Friday, December 16, 2005

Colloquium on the Law of Transhuman Persons

Colloquium on the Law of Transhuman Persons

There are photos here how they disscussed law related to transhumans. Florida's beach pictures included :-)

Thursday, December 15, 2005

How to prevent bad guys from using results of AI reserch?

David Sanders> I would like to see a section up on your site about the downsides of AIS and what preventative limits need to take place in research to ensure that AIS come out as the "good" part of humans and not the bad part. The military is already building robotic, self propelled and thinking vehicles with weapons.

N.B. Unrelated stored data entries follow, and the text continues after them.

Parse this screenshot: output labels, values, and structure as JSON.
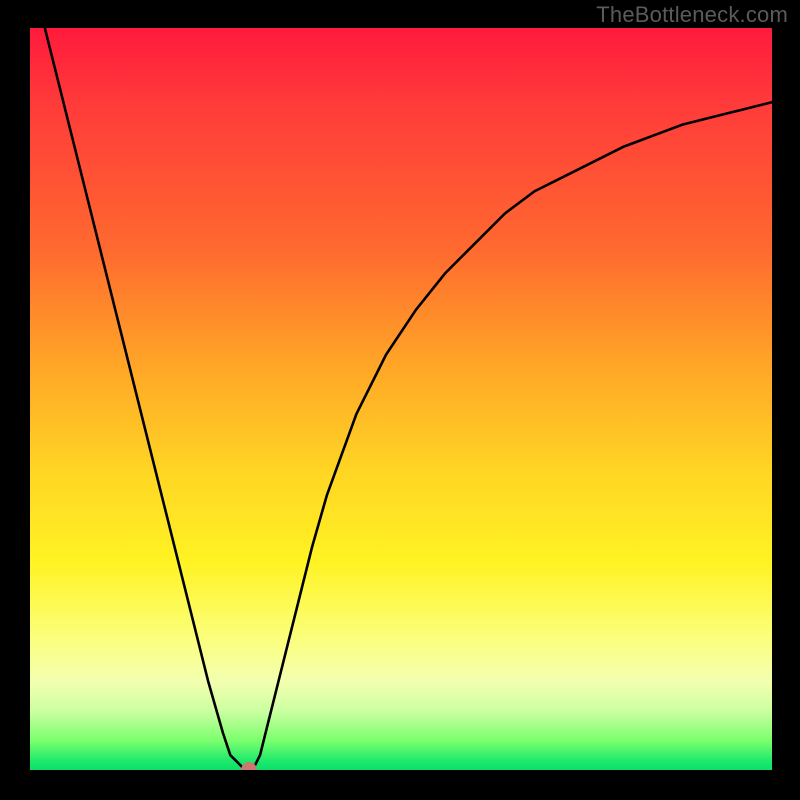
{
  "watermark": "TheBottleneck.com",
  "chart_data": {
    "type": "line",
    "title": "",
    "xlabel": "",
    "ylabel": "",
    "xlim": [
      0,
      100
    ],
    "ylim": [
      0,
      100
    ],
    "x": [
      0,
      2,
      4,
      6,
      8,
      10,
      12,
      14,
      16,
      18,
      20,
      22,
      24,
      26,
      27,
      28,
      29,
      30,
      31,
      32,
      34,
      36,
      38,
      40,
      44,
      48,
      52,
      56,
      60,
      64,
      68,
      72,
      76,
      80,
      84,
      88,
      92,
      96,
      100
    ],
    "y": [
      108,
      100,
      92,
      84,
      76,
      68,
      60,
      52,
      44,
      36,
      28,
      20,
      12,
      5,
      2,
      1,
      0,
      0,
      2,
      6,
      14,
      22,
      30,
      37,
      48,
      56,
      62,
      67,
      71,
      75,
      78,
      80,
      82,
      84,
      85.5,
      87,
      88,
      89,
      90
    ],
    "minimum_point": {
      "x": 29.5,
      "y": 0
    },
    "annotations": []
  },
  "colors": {
    "curve": "#000000",
    "dot": "#c9796e",
    "frame": "#000000"
  }
}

Recipe for "safe from bad guys research" is the same as recipe for any
research: openness.

When ideas are available for society - many people (and later many
machines) would compete in implementation of these ideas. And society
(human society / machine society / or mixed society) - would setup
rules which would prevent major misuse of new technology.

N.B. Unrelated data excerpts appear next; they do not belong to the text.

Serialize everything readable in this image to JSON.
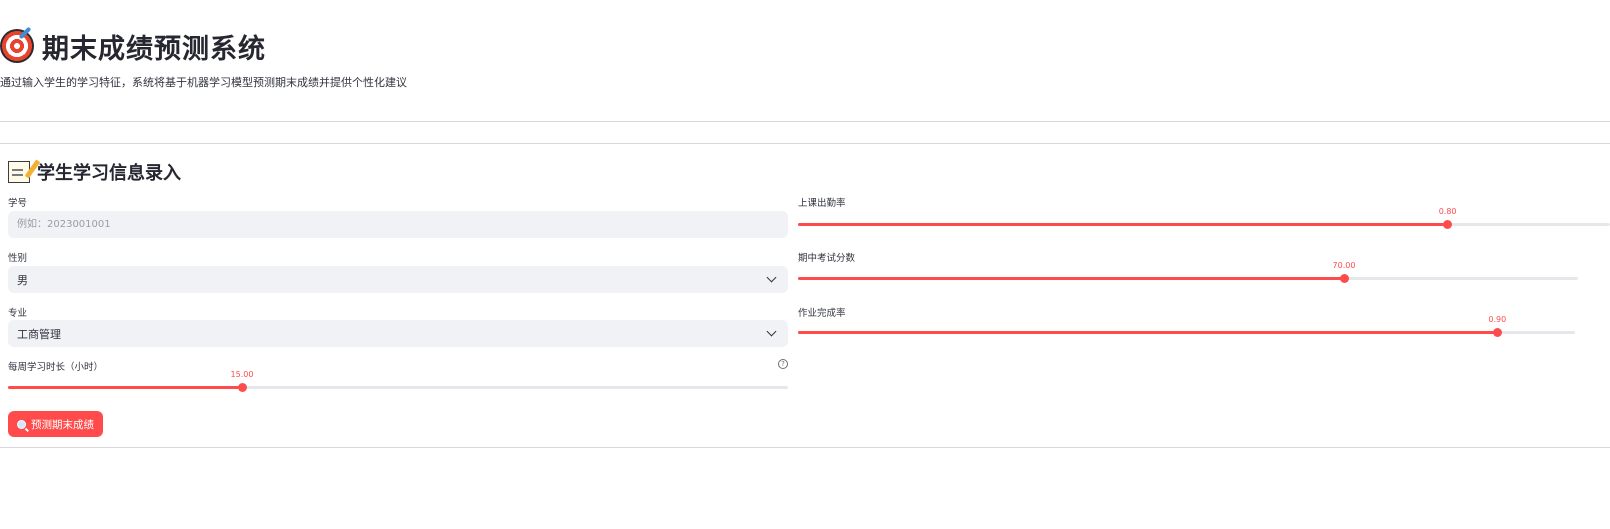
{
  "header": {
    "title": "期末成绩预测系统",
    "subtitle": "通过输入学生的学习特征，系统将基于机器学习模型预测期末成绩并提供个性化建议",
    "title_icon": "target-dart-icon"
  },
  "section": {
    "title": "学生学习信息录入",
    "icon": "memo-icon"
  },
  "form": {
    "student_id": {
      "label": "学号",
      "placeholder": "例如：2023001001",
      "value": ""
    },
    "gender": {
      "label": "性别",
      "value": "男"
    },
    "major": {
      "label": "专业",
      "value": "工商管理"
    },
    "weekly_hours": {
      "label": "每周学习时长（小时）",
      "value_text": "15.00",
      "fraction": 0.3
    },
    "attendance": {
      "label": "上课出勤率",
      "value_text": "0.80",
      "fraction": 0.8
    },
    "midterm": {
      "label": "期中考试分数",
      "value_text": "70.00",
      "fraction": 0.7
    },
    "homework": {
      "label": "作业完成率",
      "value_text": "0.90",
      "fraction": 0.9
    },
    "help_symbol": "?",
    "predict_button": "预测期末成绩"
  },
  "colors": {
    "accent": "#ff4b4b",
    "input_bg": "#f0f2f6",
    "text": "#31333f"
  }
}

David Sanders> How long do we really have before an AIS, demented or otherwise) decides to eliminate its maker?

Why would you care?
Some children kill their parents. Did our society collapsed because of
that?

Some AISes would be bad. Bad not just toward humans, but toward other
AISes.
But as usual --- bad guys wouldn't be a majority.

David Sanders> As countless science fiction stories have told us, even the most innocent of actions by an AIS may spell disaster,

1) These are fiction stories.
2) Some humans can cause disasters too, so what?

David Sanders> because like I said above the don't fundamentally understand us, and we don't understand them.

Why wouldn't AISes understand humans?

David Sanders> We will be two completely different species, and they might not hold the same sanctity of life most of us are born with.

Humans are not born with sanctity. Humans gain it (or not gain) while
they grow.
Same would apply to machines.

Discussion about AIS weaknesses

This discussion inspired by web-page Weaknesses of AIS.

David Sanders> AIS cannot exist (for now) without humans.

That’s not really a weakness, because time span of this weakness would be pretty short. Right now strong AI systems exist only in our dreams. :-) Within ~20 years of creating strong AI, many AIS-es would be able to survive without humans. Please, note that AIS-es would not kill humans. There would be benefits of human-AIS collaboration for all sides. This is completely different topic though. :-)

David Sanders> If they fail to understand and appreciate the human world...

If you don't understand and appreciate human world of Central Africa... would it harm you?
May be you mean "If AIS-es don't understand human world at all"? But in this case what would these AIS-es understand? And what would mean that these not-understanding systems intelligent?

David Sanders> [AIS-es] Not able to perceive like a human. They cannot hear, see, feel, taste or smell like a human.

Not true. Only first and limited versions of AIS-es wouldn’t be able to perceive like a human. Sensor devices are not too hard to implement. The major problem is implementation of Main Mind for AIS.

David Sanders> They can only feel these things like they imagine they do. Again, this makes them fundamentally incongruous with humans and I don't believe its something you can "teach around." Try to explain what "blue" is to someone who never had sight.

Have you ever seen "black hole", "conscience", or "electron"? Yet you know what they are, don't you? :-)
Blind person can understand what "blue" means: "sky is blue", "water is blue", ...

David Sanders> Until AIS have robot bodies / companions, they rely on humans for natural resources. However, once the singularity hits, that probably won't matter anymore. It is not inconceivable to think of a time in 200-500 years there are no more humans, just AIS.

Humans would probably exist long after strong AI is created. Humans just would not be the most intelligent creatures anymore :-)

David Sanders> I disagree with AIS and natural selection. I think this will happen on its own by their very nature.

AIS-es can be influenced by natural selection as much as all other living organisms. But humans had millions of years of natural selection. When would AIS-es have that much?

David Sanders> AIS will be more open about self modification as you point out. AIS will be able to make other AIS and will soon learn how to evolve themselves very quickly.

"Evolving themselves" is part of artificial selection, not natural selection.